Time Series Analysis vs Linear Regression for Stock Price Prediction I see many online blogs that use Linear Regression to predict future stock price.
I too have done this and my x variable is time elapsed.
But I have been advised this problem is better suited for Time Series problem instead of Linear Regression. I want to understand why and what is the difference between say ARIMA and Linear Regression in the context of predicting future stock prices based on historical data. e.g. date and closing price.
 A: 
I want to understand why and what is the difference between say ARIMA
and Linear Regression in the context of predicting future stock prices
based on historical data. e.g. date and closing price.

Usually in financial literature "stock predictability" should be intended as predictability of stock returns, not stock price. Indeed, predict price variations is what is challenging and potentially fruitful.
For (log)price model like ARIMA(p,1,q) are usual, but them imply an ARMA(p,q) for (log)return. So after this passage we can work with ARMA (subclass of ARIMA).
Thsi discussion is related: Forecasting Prices vs Returns by Deep Learning
Now, for returns predictability we can consider linear regression and ARMA models as competitors. It seems me that your question is about that.
In some presentations ARMA can appear as separate concept respect to linear regression. Even the background matters, several machine learners never face ARMA models.
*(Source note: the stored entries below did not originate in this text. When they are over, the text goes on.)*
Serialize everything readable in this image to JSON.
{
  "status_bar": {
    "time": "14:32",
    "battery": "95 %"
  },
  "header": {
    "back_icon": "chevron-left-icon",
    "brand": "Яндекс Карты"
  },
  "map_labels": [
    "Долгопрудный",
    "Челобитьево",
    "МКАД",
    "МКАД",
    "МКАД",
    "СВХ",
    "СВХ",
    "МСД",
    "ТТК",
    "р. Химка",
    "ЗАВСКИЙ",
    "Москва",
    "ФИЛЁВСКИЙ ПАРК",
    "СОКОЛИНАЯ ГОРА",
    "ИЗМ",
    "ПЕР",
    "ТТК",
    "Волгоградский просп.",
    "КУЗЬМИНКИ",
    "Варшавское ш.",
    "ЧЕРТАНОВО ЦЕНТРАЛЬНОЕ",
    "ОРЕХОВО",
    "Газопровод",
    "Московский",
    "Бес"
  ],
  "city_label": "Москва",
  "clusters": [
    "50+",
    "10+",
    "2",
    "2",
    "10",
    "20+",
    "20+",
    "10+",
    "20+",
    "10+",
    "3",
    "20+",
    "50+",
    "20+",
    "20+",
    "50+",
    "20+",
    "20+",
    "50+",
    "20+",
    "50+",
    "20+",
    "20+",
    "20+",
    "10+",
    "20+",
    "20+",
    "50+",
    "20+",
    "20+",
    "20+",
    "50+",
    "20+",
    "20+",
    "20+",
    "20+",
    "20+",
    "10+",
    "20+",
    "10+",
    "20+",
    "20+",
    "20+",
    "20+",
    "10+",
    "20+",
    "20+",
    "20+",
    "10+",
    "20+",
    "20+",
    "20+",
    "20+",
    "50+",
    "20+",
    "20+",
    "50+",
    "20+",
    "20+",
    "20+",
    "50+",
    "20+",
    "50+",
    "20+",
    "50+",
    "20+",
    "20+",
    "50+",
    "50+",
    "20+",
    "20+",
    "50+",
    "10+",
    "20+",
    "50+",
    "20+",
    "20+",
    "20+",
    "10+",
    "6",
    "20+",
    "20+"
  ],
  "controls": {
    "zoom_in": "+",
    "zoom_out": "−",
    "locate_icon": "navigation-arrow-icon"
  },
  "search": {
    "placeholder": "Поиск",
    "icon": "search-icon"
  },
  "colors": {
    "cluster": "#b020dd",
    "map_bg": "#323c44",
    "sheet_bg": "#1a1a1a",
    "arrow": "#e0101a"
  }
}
However seems me very useful to grasp the connections at first place.
Indeed them are strongly related. Suffice to keep in mind that under usual condition (stationarity, invertibility) an ARMA process can be represented as a pure AR one, pure autoregressive. However for parsimony/efficiency reasons ARMA specifications can be better; if MA part is included we move away from usual "OLS regression".
Use past returns as predictors is frequently the first step even for "regressionist". Then we can say that even them performs ARMA models (a subclass of them), sometimes unknowingly.
Moreover both (linear regression and ARMA) can be considered as specifications for conditional expectation function (CEF) in linear approximation. (Related: Regression and the CEF)
The main difference between the two is that ARMA models consider only past values of the serie under analysis, while linear regression is more general and permit to consider other variables as predictors.
Finally, in estimation term for ARMA the ML procedure are usual. For linear regression we can use OLS but even procedure as LASSO or RIDGE can be involved.